PS 4-21 PATIENT CENTERED CARE FOR GERIATRIC PATIENTS: INFORMATION EXPERT PROVIDERS USE TO MAKE PATIENT CENTERED CARE DECISIONS

Wednesday, October 26, 2016
Bayshore Ballroom ABC, Lobby Level (Westin Bayshore Vancouver)
Poster Board # PS 4-21

Jorie Butler, PhD, Division of Geriatrics, Department of Internal Medicine, University of Utah, Salt Lake City, UT, Bryan Gibson, PhD, SLC VA IDEAS Center of Innovation, Salt Lake City, UT, Tania Velasquez, MA, Salt Lake City VA, SALT LAKE CITY, UT and Charlene Weir, PhD, Department of Biomedical Informatics, School of Medicine, University of Utah, Salt Lake City, UT
Purpose: Patient Centered Care (PCC) is a central value in medicine, on par with safety, effectiveness, and equity.  Central components of PCC are thought to be recognizing the patient as a whole person, developing a partnership between the clinician and patient, fostering a climate of shared decision making, and promoting positive clinical experiences.  The PCC process may be more difficult with patients who are less activated and more fragile.  Our aim was to understand the decisions expert providers make and information needs providers have when they deliver PCC to geriatric patients.

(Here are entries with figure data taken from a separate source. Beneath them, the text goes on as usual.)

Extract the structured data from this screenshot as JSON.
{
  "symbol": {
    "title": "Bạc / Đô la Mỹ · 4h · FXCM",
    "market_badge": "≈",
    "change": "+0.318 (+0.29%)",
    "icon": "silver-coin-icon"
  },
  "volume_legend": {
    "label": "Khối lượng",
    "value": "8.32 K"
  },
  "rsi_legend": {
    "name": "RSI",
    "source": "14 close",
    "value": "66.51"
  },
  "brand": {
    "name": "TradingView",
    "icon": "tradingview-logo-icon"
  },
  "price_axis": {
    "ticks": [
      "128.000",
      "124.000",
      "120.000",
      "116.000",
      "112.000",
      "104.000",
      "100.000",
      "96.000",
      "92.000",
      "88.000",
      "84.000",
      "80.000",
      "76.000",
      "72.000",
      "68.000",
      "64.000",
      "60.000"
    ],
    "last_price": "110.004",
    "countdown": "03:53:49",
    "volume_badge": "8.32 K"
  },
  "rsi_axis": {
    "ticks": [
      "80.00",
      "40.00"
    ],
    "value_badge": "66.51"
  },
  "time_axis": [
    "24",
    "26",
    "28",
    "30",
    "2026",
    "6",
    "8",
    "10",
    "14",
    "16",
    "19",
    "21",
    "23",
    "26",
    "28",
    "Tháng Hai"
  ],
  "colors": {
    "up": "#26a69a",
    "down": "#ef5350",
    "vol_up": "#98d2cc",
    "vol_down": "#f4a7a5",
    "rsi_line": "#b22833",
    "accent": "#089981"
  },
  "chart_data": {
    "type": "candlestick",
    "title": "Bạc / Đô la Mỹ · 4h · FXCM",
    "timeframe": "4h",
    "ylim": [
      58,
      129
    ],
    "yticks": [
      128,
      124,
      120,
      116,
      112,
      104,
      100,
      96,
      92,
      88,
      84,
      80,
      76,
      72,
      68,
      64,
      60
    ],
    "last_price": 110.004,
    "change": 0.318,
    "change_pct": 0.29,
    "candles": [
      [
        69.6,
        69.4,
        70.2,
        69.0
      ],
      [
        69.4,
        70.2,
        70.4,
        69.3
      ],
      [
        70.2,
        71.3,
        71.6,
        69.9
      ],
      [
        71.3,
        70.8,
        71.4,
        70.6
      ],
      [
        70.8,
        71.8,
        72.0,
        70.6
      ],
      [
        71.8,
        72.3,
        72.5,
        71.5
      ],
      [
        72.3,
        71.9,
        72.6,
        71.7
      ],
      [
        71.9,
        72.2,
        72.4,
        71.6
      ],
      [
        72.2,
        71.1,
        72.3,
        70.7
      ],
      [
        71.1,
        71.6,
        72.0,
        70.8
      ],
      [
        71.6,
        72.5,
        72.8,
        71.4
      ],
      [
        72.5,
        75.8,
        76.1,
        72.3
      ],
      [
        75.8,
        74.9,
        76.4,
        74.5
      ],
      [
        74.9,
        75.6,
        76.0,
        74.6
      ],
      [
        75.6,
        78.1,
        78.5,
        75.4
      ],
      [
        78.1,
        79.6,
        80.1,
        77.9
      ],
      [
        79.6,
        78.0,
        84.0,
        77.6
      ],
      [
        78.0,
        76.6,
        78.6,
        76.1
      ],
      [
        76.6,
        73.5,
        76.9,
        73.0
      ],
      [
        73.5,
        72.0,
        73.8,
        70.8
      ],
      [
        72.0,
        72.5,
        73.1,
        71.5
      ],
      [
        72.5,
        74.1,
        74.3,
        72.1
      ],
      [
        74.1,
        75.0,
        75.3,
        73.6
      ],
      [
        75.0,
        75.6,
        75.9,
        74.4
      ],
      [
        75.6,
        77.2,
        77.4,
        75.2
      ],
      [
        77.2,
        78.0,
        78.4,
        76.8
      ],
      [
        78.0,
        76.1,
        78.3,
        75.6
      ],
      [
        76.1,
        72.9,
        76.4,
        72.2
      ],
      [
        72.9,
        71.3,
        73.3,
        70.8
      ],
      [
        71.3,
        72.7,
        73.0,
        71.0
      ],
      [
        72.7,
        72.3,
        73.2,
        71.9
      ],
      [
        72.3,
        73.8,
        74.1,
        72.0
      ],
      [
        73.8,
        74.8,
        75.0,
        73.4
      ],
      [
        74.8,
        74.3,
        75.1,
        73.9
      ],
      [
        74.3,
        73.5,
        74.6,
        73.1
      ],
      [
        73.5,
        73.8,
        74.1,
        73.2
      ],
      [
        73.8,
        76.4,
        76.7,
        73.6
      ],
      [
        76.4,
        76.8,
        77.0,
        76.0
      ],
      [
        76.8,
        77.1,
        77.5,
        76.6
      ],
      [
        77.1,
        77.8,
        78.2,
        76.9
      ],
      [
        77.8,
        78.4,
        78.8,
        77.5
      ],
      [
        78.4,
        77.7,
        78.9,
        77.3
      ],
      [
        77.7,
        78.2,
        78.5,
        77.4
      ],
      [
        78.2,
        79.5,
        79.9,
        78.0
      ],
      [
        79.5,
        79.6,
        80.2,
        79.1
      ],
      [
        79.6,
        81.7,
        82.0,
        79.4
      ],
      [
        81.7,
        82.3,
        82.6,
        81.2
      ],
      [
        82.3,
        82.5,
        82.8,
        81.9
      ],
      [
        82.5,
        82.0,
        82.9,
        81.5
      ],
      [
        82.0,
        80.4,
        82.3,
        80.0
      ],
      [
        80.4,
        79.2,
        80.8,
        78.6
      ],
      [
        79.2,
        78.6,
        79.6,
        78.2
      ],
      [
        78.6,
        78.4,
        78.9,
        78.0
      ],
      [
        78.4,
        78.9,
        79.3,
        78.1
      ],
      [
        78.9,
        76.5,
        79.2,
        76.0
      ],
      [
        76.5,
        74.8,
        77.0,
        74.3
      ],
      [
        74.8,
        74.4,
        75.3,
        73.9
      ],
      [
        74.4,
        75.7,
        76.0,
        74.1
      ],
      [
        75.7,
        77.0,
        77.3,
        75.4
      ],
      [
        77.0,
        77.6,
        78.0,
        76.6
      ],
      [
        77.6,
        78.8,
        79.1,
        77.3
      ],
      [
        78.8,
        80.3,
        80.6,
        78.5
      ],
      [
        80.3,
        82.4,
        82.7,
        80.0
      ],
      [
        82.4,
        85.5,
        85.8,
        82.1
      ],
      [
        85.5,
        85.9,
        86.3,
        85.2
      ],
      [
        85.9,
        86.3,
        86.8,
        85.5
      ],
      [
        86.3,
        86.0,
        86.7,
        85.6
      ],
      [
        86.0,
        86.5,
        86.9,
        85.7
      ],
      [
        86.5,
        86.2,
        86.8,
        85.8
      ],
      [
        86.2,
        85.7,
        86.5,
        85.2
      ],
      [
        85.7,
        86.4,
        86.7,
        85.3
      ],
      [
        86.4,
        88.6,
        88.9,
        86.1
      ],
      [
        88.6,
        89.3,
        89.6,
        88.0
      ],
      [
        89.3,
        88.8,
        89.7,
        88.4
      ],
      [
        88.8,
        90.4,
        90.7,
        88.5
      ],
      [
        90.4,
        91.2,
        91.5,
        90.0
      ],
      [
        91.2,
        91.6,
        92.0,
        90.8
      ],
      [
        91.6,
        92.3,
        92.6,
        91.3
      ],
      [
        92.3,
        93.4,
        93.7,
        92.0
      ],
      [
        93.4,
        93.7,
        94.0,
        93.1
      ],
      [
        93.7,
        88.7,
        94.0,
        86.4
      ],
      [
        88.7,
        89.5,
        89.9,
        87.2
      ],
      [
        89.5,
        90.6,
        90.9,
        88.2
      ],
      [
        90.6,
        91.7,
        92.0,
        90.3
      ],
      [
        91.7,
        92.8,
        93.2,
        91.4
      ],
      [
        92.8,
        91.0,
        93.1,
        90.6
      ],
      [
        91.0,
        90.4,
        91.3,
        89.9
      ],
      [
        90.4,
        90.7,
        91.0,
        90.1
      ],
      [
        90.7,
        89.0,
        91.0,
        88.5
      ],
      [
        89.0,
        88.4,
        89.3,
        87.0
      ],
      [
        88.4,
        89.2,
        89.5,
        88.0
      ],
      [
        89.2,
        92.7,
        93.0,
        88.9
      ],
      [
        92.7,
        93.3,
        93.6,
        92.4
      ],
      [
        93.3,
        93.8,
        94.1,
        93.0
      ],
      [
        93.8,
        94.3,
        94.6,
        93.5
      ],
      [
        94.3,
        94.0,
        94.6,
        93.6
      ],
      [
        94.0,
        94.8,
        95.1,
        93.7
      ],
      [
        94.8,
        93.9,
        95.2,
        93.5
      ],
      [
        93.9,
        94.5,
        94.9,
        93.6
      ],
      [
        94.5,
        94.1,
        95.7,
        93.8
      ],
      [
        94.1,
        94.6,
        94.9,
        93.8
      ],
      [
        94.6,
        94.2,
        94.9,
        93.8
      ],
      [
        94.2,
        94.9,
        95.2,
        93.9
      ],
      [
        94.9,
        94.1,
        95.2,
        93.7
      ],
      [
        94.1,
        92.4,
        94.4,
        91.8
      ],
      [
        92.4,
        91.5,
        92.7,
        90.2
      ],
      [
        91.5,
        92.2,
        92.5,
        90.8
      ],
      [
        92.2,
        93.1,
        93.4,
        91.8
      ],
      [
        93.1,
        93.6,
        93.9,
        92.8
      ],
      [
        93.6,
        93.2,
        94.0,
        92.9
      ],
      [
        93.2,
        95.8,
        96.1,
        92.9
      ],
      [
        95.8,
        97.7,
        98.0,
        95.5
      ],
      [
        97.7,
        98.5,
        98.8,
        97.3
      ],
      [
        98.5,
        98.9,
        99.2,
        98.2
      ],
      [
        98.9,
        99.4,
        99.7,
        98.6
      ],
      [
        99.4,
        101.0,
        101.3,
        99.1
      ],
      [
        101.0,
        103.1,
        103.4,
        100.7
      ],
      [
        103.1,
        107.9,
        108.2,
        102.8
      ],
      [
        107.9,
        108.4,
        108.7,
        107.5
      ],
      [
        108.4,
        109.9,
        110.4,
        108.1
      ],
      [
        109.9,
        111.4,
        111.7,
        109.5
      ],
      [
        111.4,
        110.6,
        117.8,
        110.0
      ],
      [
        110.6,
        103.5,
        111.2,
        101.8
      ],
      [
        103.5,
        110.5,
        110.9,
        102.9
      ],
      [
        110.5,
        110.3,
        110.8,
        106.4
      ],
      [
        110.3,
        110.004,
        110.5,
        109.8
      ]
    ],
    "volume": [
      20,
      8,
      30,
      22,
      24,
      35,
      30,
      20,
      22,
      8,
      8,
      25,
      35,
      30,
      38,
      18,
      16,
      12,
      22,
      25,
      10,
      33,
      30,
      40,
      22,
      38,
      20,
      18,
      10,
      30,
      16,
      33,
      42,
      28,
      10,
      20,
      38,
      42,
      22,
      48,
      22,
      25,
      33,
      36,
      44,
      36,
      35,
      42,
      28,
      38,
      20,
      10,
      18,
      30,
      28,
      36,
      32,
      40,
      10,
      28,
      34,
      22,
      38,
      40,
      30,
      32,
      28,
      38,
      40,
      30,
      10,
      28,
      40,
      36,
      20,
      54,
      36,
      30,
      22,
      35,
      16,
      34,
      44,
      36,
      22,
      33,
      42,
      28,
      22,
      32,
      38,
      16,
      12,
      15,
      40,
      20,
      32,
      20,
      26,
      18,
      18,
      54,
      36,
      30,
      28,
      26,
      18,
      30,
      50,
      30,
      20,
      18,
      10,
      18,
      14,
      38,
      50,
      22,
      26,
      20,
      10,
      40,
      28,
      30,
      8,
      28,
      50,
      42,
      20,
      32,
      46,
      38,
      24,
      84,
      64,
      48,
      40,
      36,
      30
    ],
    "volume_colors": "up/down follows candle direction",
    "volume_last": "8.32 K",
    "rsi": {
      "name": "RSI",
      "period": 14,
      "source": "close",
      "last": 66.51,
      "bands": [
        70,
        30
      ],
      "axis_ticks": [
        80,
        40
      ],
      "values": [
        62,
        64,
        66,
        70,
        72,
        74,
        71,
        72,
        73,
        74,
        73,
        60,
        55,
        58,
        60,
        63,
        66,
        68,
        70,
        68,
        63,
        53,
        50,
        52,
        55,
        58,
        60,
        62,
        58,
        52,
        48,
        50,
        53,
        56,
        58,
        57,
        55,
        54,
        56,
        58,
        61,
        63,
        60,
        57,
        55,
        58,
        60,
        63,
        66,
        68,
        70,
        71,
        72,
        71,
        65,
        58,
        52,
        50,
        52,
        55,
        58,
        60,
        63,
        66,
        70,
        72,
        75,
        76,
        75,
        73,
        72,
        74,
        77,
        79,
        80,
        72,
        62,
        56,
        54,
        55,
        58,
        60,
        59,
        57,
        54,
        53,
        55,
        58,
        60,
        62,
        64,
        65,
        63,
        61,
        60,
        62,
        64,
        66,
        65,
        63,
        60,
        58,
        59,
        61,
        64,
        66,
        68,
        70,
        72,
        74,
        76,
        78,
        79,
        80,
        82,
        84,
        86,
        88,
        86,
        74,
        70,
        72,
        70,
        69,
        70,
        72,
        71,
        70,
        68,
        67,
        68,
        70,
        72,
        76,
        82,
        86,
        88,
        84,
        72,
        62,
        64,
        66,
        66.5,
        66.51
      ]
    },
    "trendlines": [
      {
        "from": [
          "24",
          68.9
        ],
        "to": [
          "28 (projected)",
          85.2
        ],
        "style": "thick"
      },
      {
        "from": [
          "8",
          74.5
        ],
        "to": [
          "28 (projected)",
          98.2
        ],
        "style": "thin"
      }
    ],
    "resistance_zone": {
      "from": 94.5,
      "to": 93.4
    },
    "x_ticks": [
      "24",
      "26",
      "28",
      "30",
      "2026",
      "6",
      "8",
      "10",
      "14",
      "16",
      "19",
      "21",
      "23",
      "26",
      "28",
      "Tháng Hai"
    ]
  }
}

Method: We conducted a cognitive work analysis with 10 expert providers working in Veteran’s Affairs primary care clinics.  A modified version of Rasmussen’s decision ladder approach was used to map the cognitive work of decision making involved in providing PCC to geriatric patients. This model of eliciting mental models was used because it focuses on information needs in relationship to goals. The interview included questions about typical or prototypical work situations in primary care as well as questions about a specific patient for whom the provider thought a PCC approach was important.  Transcripts were de-identified and analyzed by investigators using ATLAS.TI.  An iterative approach to analysis was used to identify provider decision processes and strategies regarding PCC.

Results:  Providers did not generally differentiate PCC from any other patient care. When prompted with questions addressing PCC domains (patient as a whole person, partnership, fostering shared decision making) providers indicated that a decision to engage more deeply in PCC processes was made when there were indications that a patient (1) had low health literacy, (2) had poor adherence, (3) had experienced a change in functional status, (4) there were discrepant reports from the patient and other information sources (such as from patient family members), and (5) was not adequately supported by their social network for independent living.

Conclusion: A basic definition of PCC is not apparent from these expert provider interviews,  suggesting that PCC is not particularly well integrated into practice.  Providers need access to information about patient attributes, status changes, and social context to support their practice of PCC suggesting implications for information displays that can foster PCC for geriatric patients.